Rapidement, les dimanches du Boccaccio attirent la grande foule. Un public hétéroclite, entre beautiful people, coiffeurs en congé le lundi, freaks drogués, branchés… International aussi: sur le parking, les plaques sont originaires de France, Pays-Bas, Angleterre, Italie, Allemagne… A l’intérieur, la musique ne dépasse pas les 95 BPM, transe hypnotique traversée par les lasers, donnant l’impression de jouer dans un film au ralenti. Dans le docu de Jozef Devillé, le célèbre DJ hollandais Eddy Declerc en a presque les larmes aux yeux: « La première fois que je suis rentré dans le Boccaccio, en pleine folie new beat, mon sang s’est glacé, je suis resté immobile. La musique m’a littéralement pris, emporté, j’ai même commencé à pleurer. »

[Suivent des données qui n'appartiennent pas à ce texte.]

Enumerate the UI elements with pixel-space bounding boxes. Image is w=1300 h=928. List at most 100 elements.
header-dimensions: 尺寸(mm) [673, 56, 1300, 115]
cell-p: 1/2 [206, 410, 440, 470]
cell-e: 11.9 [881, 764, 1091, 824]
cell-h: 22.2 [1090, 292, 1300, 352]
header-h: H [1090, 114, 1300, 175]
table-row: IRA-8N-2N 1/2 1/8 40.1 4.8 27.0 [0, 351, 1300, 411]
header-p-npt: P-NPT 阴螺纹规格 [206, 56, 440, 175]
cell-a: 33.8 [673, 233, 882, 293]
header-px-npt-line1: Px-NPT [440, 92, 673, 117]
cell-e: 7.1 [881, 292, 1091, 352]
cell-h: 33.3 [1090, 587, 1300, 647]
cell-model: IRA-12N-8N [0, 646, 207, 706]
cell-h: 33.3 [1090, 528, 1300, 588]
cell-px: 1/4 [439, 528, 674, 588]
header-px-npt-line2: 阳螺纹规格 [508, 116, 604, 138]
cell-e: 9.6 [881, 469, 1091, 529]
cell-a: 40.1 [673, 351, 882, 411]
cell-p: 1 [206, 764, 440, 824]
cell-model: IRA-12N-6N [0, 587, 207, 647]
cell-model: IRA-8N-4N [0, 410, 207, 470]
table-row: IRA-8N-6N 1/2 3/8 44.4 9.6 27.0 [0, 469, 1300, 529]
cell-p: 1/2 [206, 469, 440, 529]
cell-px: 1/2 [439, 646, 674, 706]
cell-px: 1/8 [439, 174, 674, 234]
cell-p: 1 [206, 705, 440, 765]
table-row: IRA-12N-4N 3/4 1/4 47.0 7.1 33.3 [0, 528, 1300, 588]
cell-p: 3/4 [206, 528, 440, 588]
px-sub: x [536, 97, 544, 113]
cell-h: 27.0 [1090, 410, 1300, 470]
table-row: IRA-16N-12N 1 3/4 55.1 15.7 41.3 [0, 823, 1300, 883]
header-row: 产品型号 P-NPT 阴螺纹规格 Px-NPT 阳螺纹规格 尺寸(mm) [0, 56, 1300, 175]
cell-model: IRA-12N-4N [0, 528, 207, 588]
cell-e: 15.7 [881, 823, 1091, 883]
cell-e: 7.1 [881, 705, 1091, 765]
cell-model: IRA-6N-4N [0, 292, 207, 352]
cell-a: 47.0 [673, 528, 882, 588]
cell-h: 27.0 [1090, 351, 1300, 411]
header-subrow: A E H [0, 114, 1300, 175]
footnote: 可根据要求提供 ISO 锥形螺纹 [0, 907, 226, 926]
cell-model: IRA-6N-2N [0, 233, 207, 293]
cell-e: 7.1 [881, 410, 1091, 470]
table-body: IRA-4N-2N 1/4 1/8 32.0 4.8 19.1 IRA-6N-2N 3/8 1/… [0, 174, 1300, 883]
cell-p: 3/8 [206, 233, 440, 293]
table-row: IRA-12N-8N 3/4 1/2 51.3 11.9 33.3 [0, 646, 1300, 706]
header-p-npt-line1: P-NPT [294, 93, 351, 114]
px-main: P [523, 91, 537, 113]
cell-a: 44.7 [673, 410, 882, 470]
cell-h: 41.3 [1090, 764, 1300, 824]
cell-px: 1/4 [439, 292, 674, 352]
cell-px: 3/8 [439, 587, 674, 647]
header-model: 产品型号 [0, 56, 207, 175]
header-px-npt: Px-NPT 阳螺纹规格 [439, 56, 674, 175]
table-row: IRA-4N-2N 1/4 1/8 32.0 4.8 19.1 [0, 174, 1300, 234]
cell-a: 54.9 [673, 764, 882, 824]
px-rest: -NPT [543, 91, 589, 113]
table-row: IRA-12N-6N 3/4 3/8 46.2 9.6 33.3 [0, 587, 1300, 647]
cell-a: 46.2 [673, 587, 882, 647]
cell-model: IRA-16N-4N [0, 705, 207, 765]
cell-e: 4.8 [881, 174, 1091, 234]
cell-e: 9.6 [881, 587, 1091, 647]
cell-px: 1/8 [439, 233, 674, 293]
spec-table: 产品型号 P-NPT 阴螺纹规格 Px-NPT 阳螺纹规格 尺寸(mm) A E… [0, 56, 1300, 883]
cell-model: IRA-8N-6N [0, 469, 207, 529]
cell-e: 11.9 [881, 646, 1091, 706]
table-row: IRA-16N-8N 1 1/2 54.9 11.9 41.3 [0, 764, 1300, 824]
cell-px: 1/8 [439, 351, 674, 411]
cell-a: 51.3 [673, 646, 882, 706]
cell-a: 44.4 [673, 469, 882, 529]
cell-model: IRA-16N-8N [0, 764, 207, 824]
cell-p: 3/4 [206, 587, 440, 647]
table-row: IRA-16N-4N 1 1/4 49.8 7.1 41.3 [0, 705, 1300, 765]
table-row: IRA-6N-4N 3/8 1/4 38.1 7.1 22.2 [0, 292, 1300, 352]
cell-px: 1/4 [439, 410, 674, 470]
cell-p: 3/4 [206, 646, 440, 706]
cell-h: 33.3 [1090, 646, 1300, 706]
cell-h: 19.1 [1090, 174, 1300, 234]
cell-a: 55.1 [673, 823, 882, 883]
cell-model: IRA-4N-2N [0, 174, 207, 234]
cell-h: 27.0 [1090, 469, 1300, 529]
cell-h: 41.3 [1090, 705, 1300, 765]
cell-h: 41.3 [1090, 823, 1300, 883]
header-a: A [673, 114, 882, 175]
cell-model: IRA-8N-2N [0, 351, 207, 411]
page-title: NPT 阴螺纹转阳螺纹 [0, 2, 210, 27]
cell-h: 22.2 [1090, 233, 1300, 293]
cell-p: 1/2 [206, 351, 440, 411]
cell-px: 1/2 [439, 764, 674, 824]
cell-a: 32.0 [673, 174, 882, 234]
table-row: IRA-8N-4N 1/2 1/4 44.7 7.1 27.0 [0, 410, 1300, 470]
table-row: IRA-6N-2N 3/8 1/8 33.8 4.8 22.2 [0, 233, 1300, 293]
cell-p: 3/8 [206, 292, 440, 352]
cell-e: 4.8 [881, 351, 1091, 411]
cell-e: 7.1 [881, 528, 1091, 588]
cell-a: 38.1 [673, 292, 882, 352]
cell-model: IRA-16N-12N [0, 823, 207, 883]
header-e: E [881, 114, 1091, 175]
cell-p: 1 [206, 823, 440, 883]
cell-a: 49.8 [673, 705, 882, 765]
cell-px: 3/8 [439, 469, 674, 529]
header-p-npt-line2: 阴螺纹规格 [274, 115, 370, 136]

On a du mal aujourd’hui à imaginer l’engouement. Une folie qui va pousser une série de bidouilleurs anonymes à produire à la chaîne pour nourrir la bête -testant un morceau à 2h du matin, retournant en studio pour le corriger, avant de revenir à 6h, dans une boîte toujours noire de monde.

La dérive commerciale ne tardera évidemment pas. En 88, les Confetti’s -4 danseuses et un géant, ancien portier de la boîte du même nom- font un carton avec The Sound of C. Le morceau se vendra à 100.000 exemplaires, rien qu’au pays. Une parodie du Grand Jojo plus loin, et le genre sombrera définitivement dans la gaudriole. En attendant, la new beat aura marqué les esprits. Durablement.